A FEW years ago Hal Levine’s friend wrote a book that cannibalism did not exist and that it was just made-up stories.

Now with the evidence that he has he plans to prove his friend wrong.

Mr Levine and wife Marlene were among 1800 tourists who disembarked from the Pacific Pearl cruise liner that berthed at the Kings Wharf yesterday (Saturday).

This newspaper caught up with the couple of 45 years who were admiring the historical and cultural collections at the Fiji Museum.

Mr Levine, who is a lecturer in anthropology at Victoria Univeristy in Wellington, said Fiji’s culture and relationship with other Pacific Islands was well represented.

He spoke of meeting his friend and telling him about his visit to Fiji.

“I have not seen him in a while. It will be not respectful for me sending it to him, but I want to send him the photographs.

“It’s sort of rubbing his face in it and to know that you have to be wrong sometime,” he said.

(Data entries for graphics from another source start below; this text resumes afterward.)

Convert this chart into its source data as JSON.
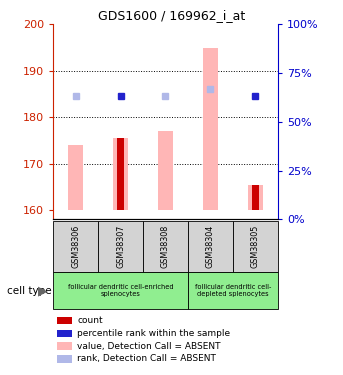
{
  "title": "GDS1600 / 169962_i_at",
  "samples": [
    "GSM38306",
    "GSM38307",
    "GSM38308",
    "GSM38304",
    "GSM38305"
  ],
  "ylim_left": [
    158,
    200
  ],
  "ylim_right": [
    0,
    100
  ],
  "yticks_left": [
    160,
    170,
    180,
    190,
    200
  ],
  "yticks_right": [
    0,
    25,
    50,
    75,
    100
  ],
  "bar_values": [
    174.0,
    175.5,
    177.0,
    195.0,
    165.5
  ],
  "dark_bar_values": [
    null,
    175.5,
    null,
    null,
    165.5
  ],
  "rank_dots": [
    184.5,
    184.5,
    184.5,
    186.0,
    184.5
  ],
  "rank_dot_colors": [
    "#b0b8e8",
    "#2222cc",
    "#b0b8e8",
    "#b0b8e8",
    "#2222cc"
  ],
  "bar_base": 160,
  "left_color": "#cc2200",
  "right_color": "#0000cc",
  "grid_color": "#000000",
  "bar_color_light": "#ffb6b6",
  "bar_color_dark": "#cc0000",
  "group1_label": "follicular dendritic cell-enriched\nsplenocytes",
  "group2_label": "follicular dendritic cell-\ndepleted splenocytes",
  "group1_color": "#90ee90",
  "group2_color": "#90ee90",
  "cell_type_label": "cell type",
  "legend_items": [
    {
      "color": "#cc0000",
      "label": "count"
    },
    {
      "color": "#2222cc",
      "label": "percentile rank within the sample"
    },
    {
      "color": "#ffb6b6",
      "label": "value, Detection Call = ABSENT"
    },
    {
      "color": "#b0b8e8",
      "label": "rank, Detection Call = ABSENT"
    }
  ]
}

For Mrs Levine while this was her second visit to Fiji, she did not visit the museum — situated along Cakobau Rd — in her first visit. “My husband came to Fiji a while back and he got to see this museum and he told me how amazing it was, so the first thing we are doing in Suva is come to this museum. It was just so amazing how my husband described it.”

The ship will be at Port Denarau today (Sunday) before heading to Noumea, New Caledonia.